Ważne jest żebyś zrozumiał, że Ty w tym wszystkim jesteś niewinny. I że masz prawo czuć swoją godność. A godność to nie jest coś, co się w jakikolwiek sposób osiąga. Na godność nie można zapracować ani zasłużyć. Nie można jej kupić za kasę. Nie można jej wymusić na innych.

Godność to wewnętrzne poczucie SIEBIE, to DECYZJA - jestem prawą istotą godną miłości, i nikt i nic mi tego nie odbierze.

Poczucie godności może mieć każdy.
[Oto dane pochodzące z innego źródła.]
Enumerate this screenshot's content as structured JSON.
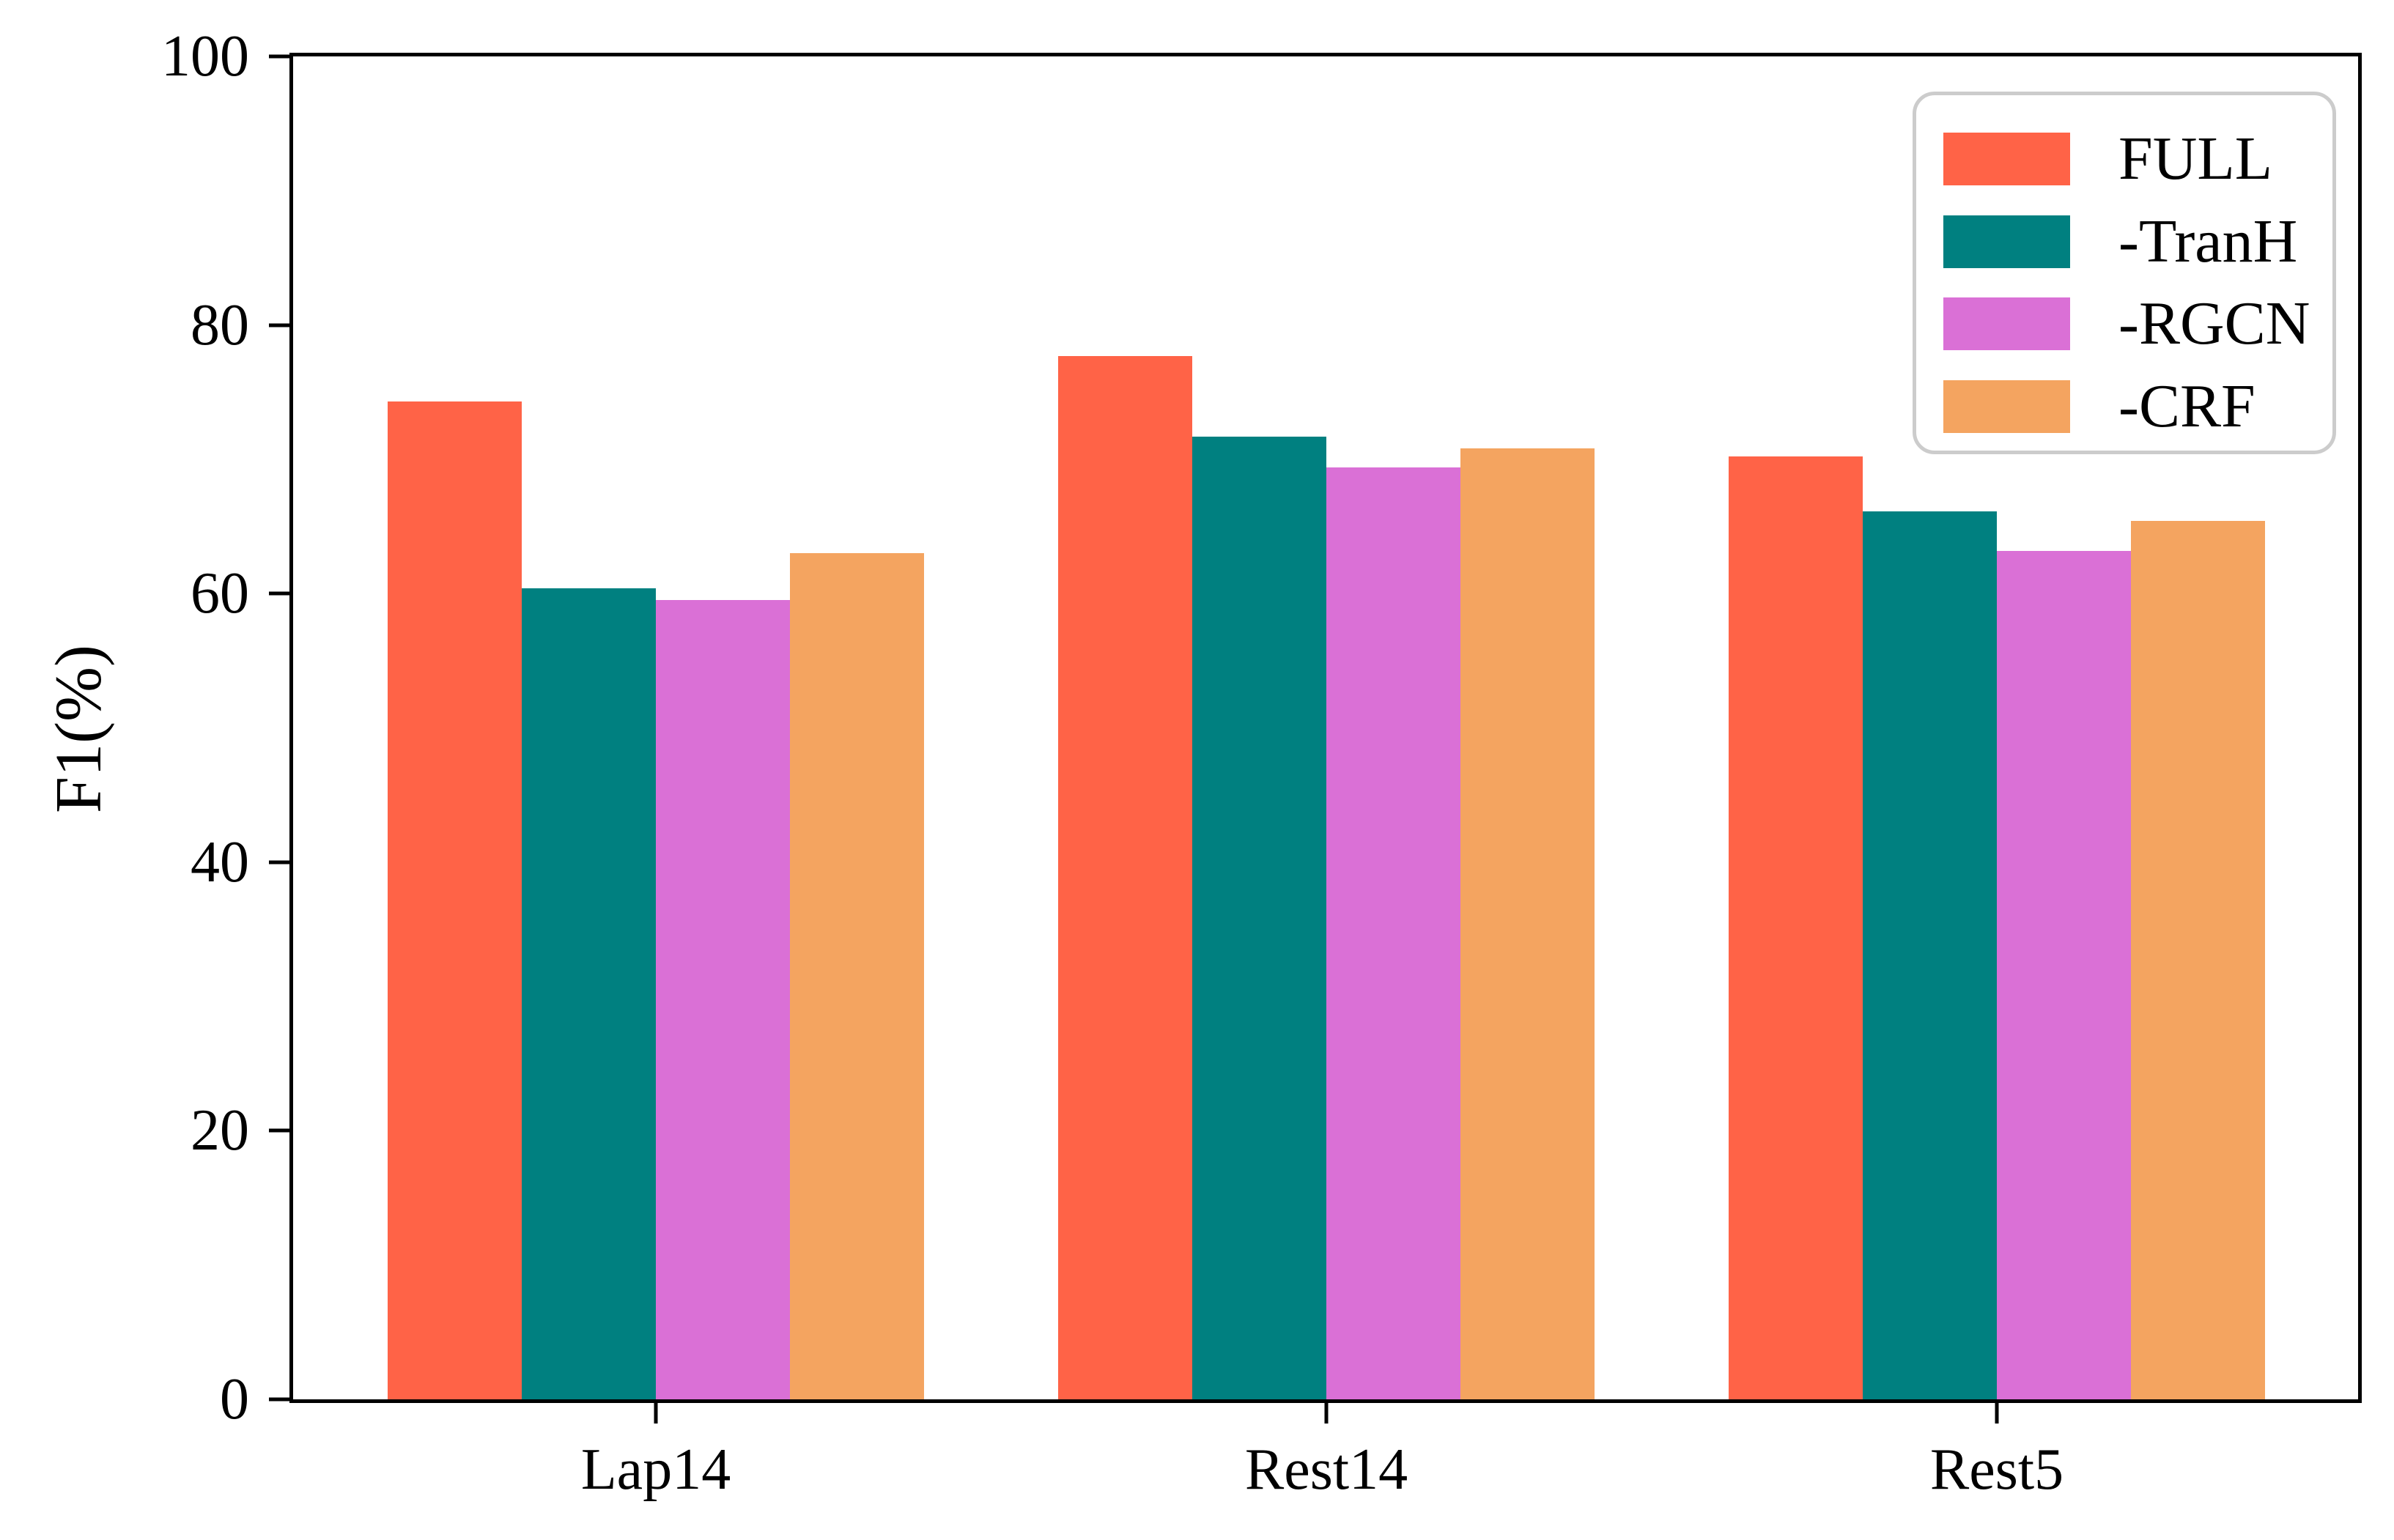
{
  "figure": {
    "background": "#ffffff",
    "axis_color": "#000000",
    "legend_border_color": "#cccccc"
  },
  "chart_data": {
    "type": "bar",
    "title": "",
    "xlabel": "",
    "ylabel": "F1(%)",
    "categories": [
      "Lap14",
      "Rest14",
      "Rest5"
    ],
    "series": [
      {
        "name": "FULL",
        "color": "#FF6347",
        "values": [
          74.3,
          77.7,
          70.2
        ]
      },
      {
        "name": "-TranH",
        "color": "#008080",
        "values": [
          60.4,
          71.7,
          66.1
        ]
      },
      {
        "name": "-RGCN",
        "color": "#DA70D6",
        "values": [
          59.5,
          69.4,
          63.2
        ]
      },
      {
        "name": "-CRF",
        "color": "#F4A460",
        "values": [
          63.0,
          70.8,
          65.4
        ]
      }
    ],
    "ylim": [
      0,
      100
    ],
    "yticks": [
      "0",
      "20",
      "40",
      "60",
      "80",
      "100"
    ],
    "grid": false,
    "legend_position": "upper right"
  }
}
Choćby bezdomny, któremu życie podstawiło nogę. Ale zobacz, jak często brakuje go kolesiowi w super furze...
Dlatego zamiast poddawać się kompleksom matki, patrz we własną niewinność i godność. Sam wybierz dla siebie, kim jesteś i jak chcesz się ze sobą czuć. Wybierz swój los.

CentralnyMan Odpowiedz

Bardzo dobrze robisz. A jak twoja matka chce zobaczyć prawdziwe zero niech spojrzy w lustro

989anonim Odpowiedz

Trzymaj się, okrutny świat , podłe życie. Każdy żyje jak umie, w tym Twoja mama, życie złamie każdego. Nawet przeważnie dobre udane życie kończy się tak samo jak złe. To będzie chwila i nas nie będzie.